Human-centered design is at the core of Silicon.Garden's philosophy. There's no doubt that many companies understand the value of building deep empathy with the people they're designing for. However, they might struggle with the practical implementation when confronted with various obstacles, such as aligning user needs with business objectives or overcoming their fears of speaking to customers. With that in mind, Silicon Garden hosted the We Are Online meetup on December 10, 2020, where we invited service design expert Nikita Savitskiy to guide us through a very useful company workshop: conducting a remote service design jam.
Oftentimes, when a crisis arises, companies try to extinguish fires as quickly as possible and come up with quick solutions rather than following the more productive approach of ideating. In a panic move, in the name of speed and efficiency, they sacrifice a critical approach to the problem for solution-oriented thinking, without understanding whether the chosen solution will solve the problem, let alone whether the problem they determined is the actual issue at hand or not. The point of any design jam, then, is to teach your team and company the value of ideation in human-centered design.
A service design jam is similar to a hackathon with three main functions: empowering and motivating employees, testing risky new ideas in a safe space, and increasing collaboration and teamwork. Most people who consider running a service jam might either think that it takes too long or that it's impossible to conduct remotely. Nikita Savitskiy demonstrated the contrary. He gave a very clear instructional overview of how to practically organize and conduct a virtual service jam that only takes up a day.
Nikita is a service designer and product manager, currently working as a service designer for DefinedCrowd, and is not afraid to speak truth to power. He started his career as a software developer and never stopped coding ever since. What matters to him is doing the work he loves the most - identifying problems humans are facing and supporting those humans to solve them in the most efficient and elegant way. We at Silicon Garden love this attitude and knew that Nikita would be a perfect match with our own focus on facilitating designing products for humans.
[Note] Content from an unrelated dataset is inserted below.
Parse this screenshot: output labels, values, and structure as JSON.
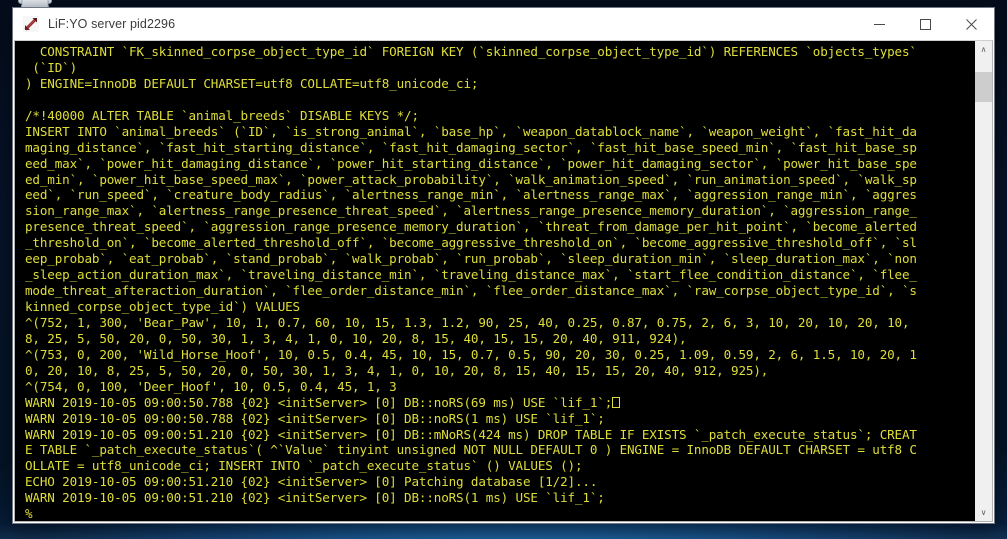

As Nikita demonstrated in his presentation, a design jam teaches you the value of divergent and convergent thinking. This is a diamond-shaped pattern switching mode of thinking, applied to both the understanding of the problem and the building of the solution. When it comes to determining the actual problem, you follow the process of an initial broad exploration phase followed by a specific, very concrete problem definition. This is then followed by the execution consisting of a first phase as a broad ideation phase where people are free to come up with as many ideas as they can, no matter how wild or crazy it might appear at first. In the final phase, only the best or most applicable idea(s) are being put to the test.
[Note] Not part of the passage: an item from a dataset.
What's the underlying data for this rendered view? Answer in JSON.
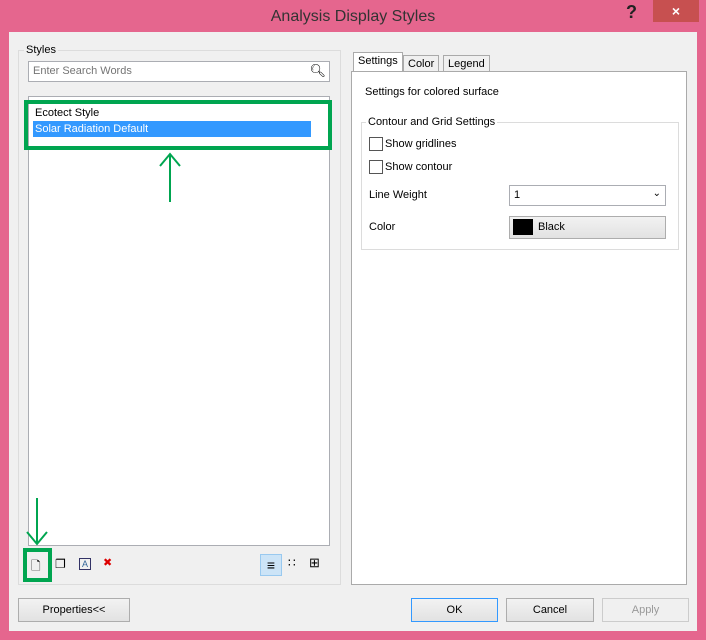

In the first part of his presentation, Nikita focused on the following aspects related to the general importance and relevance of UCD (user-centered design) and service design:
The inherent value of user-centered design and how a company can profit from that in the long run.
The value of service design and where to put service design in a corporate organization.
Why focusing on the problem first before starting to build a solution is so important.
How to convince your colleagues to talk to your customers.
How to prepare for a service jam, especially in a remote environment.
The second part of his presentation took a more practical approach as Nikita discussed how to run a remote service jam and covered the following points:
The 8 steps of a service jam, from framing the challenge all the way through ideation and final results.
A realistic time-frame of how to plan out an actual day doing a service jam.
How to organize teamwork and team contributions in an online environment during various stages of the jam.
How to carefully define the problem and, based on that, come up with Jobs-To-Be-Done statements.
How to run a productive ideation session.
Presenting the final results to the whole company.
How to keep the teams and individuals as aligned as possible throughout all 8 steps of the jam.
A service jam will help a company deal with various challenges and differentiate between problem and solution. First, the real problem should be understood, and only once the outlines of the problem have been determined, the work on solution building can start, with a constant focus on divergent-convergent thinking throughout both processes. Here at Silicon Garden, we feel that it's important to give these innovative design strategies a platform through engaging, practical, inspiring presentations like these because this is a method of working that every company, and every branch within it, can benefit from.